昨晩はお世話になっているメディア関係の方と会食した。六本木通りを、ヒルズとは反対に一本入った路地にある中華料理の店。どうってことのない店構えだが、本場香港のものと遜色ない点心を供する。フロアにはマダムひとりでサービスが滞りがちなのも、どこかアジアらしい。

二次会は、六本木7丁目のバーラウンジに移動。ふつうの路地裏にある、ふつうのマンションの3階が隠れ家的なバーになっている。屋上のテラス席から六本木の夜空を見上げることができる。ヒルズの威容が眼前に迫り、なかなかの雰囲気である。

夜風に吹かれながら、僕たちがいい気分でワインを飲んでいたころ、米国では大変なことが起きていた(最近、このパターンが多い)。

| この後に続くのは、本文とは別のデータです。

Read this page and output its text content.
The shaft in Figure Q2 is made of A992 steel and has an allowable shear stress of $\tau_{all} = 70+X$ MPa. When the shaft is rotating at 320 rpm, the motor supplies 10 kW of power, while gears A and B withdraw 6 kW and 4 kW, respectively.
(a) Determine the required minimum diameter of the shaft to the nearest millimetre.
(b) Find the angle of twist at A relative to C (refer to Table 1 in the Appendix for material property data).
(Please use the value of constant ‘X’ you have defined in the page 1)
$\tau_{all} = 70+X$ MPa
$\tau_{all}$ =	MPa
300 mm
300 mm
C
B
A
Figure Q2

21:30に発表された8月の小売売上高は前月比0.3%減と、市場予想の0.1%減を超える落ち込みとなった。自動車などを除くコア小売売上高は0.1%減。市場予想は0.1%増だった。前月分は0.1%減に下方修正された。

続いて発表された8月の鉱工業生産指数は前月の改定値から0.4%低下。3カ月ぶりの低下で市場予想も下回った。

弱い経済指標を受けて9月利上げの可能性はますます低くなった。それを好感して、NYダウ平均は177ドル高。しかし、弱い経済指標で大幅高する米国株は異常に映る。

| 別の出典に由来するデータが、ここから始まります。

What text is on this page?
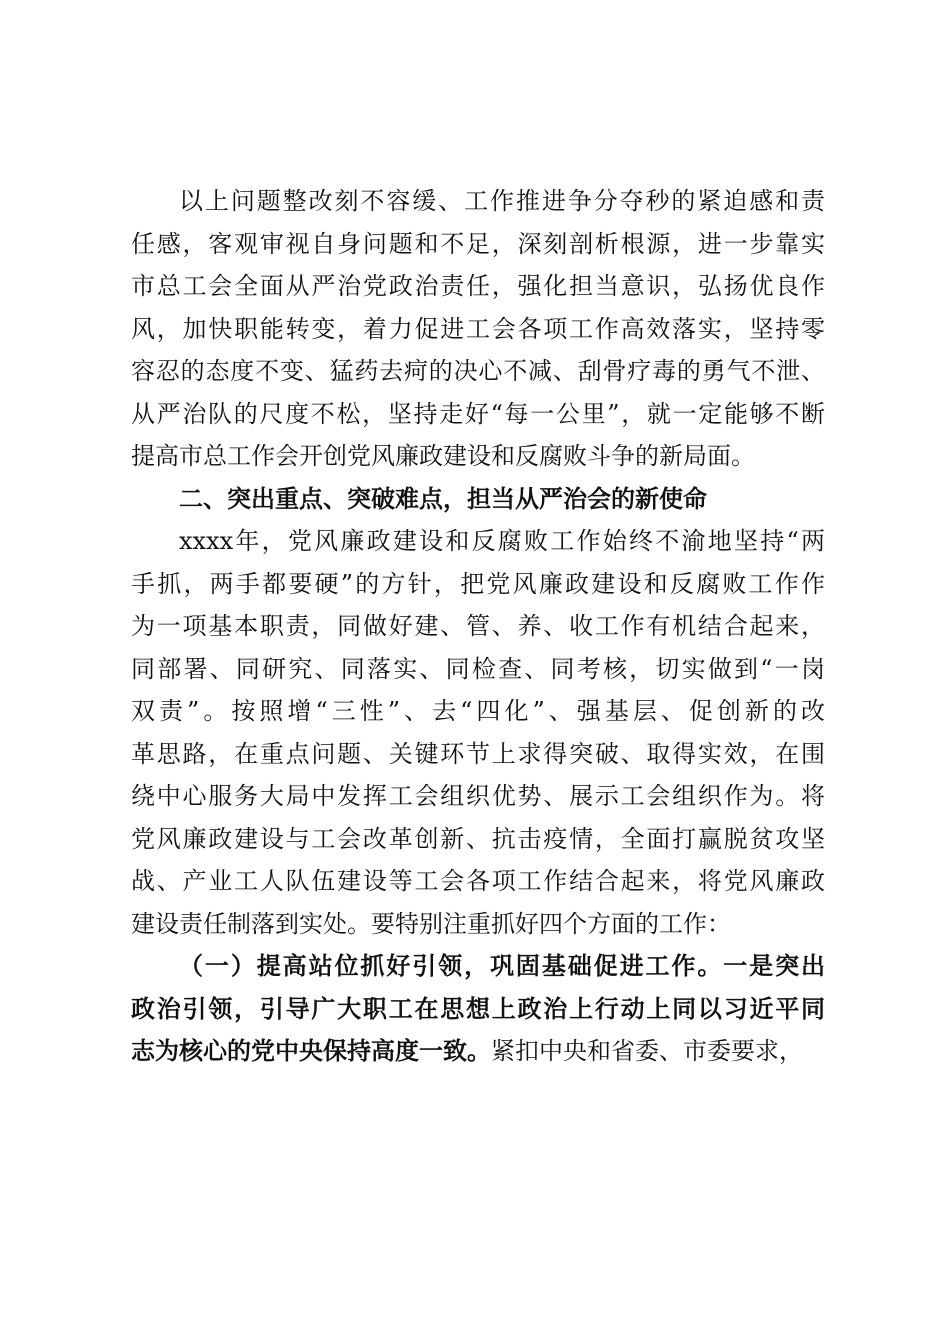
以上问题整改刻不容缓、工作推进争分夺秒的紧迫感和责
任感，客观审视自身问题和不足，深刻剖析根源，进一步靠实
市总工会全面从严治党政治责任，强化担当意识，弘扬优良作
风，加快职能转变，着力促进工会各项工作高效落实，坚持零
容忍的态度不变、猛药去疴的决心不减、刮骨疗毒的勇气不泄、
从严治队的尺度不松，坚持走好“每一公里”，就一定能够不断
提高市总工作会开创党风廉政建设和反腐败斗争的新局面。
二、突出重点、突破难点，担当从严治会的新使命
xxxx年，党风廉政建设和反腐败工作始终不渝地坚持“两
手抓，两手都要硬”的方针，把党风廉政建设和反腐败工作作
为一项基本职责，同做好建、管、养、收工作有机结合起来，
同部署、同研究、同落实、同检查、同考核，切实做到“一岗
双责”。按照增“三性”、去“四化”、强基层、促创新的改
革思路，在重点问题、关键环节上求得突破、取得实效，在围
绕中心服务大局中发挥工会组织优势、展示工会组织作为。将
党风廉政建设与工会改革创新、抗击疫情，全面打赢脱贫攻坚
战、产业工人队伍建设等工会各项工作结合起来，将党风廉政
建设责任制落到实处。要特别注重抓好四个方面的工作：
（一）提高站位抓好引领，巩固基础促进工作。一是突出
政治引领，引导广大职工在思想上政治上行动上同以习近平同
志为核心的党中央保持高度一致。紧扣中央和省委、市委要求，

今の米国経済は個人消費だけに支えられていると言って過言ではない。4-6月期のGDP成長率は予想の半分にも満たない1.2%という低い数字だった。唯一気を吐いたのはGDPの約7割を占める個人消費。4.2%増と、14年第4四半期以降で最大の伸びを記録した。4-6月期の小売売上高(コア)は4月が+0.7%、5月が+0.1%、6月が+0.6%の伸びであった。それに対して、7月と8月は2カ月連続で0.1%のマイナスである。これでは7-9月の個人消費は悲惨なものになるだろう。

もう一度言うと、今の米国経済は個人消費だけが支えで、4-6月期は小売データでも個人消費が堅調さが確認できていた。ところが7-9月は、7月8月と小売りデータがまるで冴えない。このままでは7-9月期のGDPは相当低い数字になるかもしれない。堅調な労働市場を背景に個人消費の緩やかな拡大が続き、米国経済は年後半に持ち直し成長率は加速する - というのが現在の市場のコンセンサスだろうが、大幅に修正を迫られるリスクが出てきた。

7-9月のGDPの発表は10月末。それ次第で、米国の利上げは12月どころか打ち止めになるという見方が浮上しないとも限らない。そのタイミングは大統領選の直前。波乱含みの展開になる覚悟をしておいたほうがいいだろう。

バーの屋上のテラスから夜空を見上げると、ヒルズの向こうにきれいな月が見えた。。そうか、昨日は中秋の名月、十五夜だ。

松任谷由美は『14番目の月』で、「つぎの夜から欠ける満月より 14番目の月がいちばん好き」と歌った。米国の労働市場が完全雇用の状態にあるとすれば、それはこれ以上良くならないということを意味する。いまがいちばん良い状態なら、この先は「欠けて」いくしかない。労働市場がピークアウトしたら個人消費に翳りが出るのは言うまでもない。唯一米国経済を支えている個人消費が減速したら...リセッション入りの公算が高いと思われる。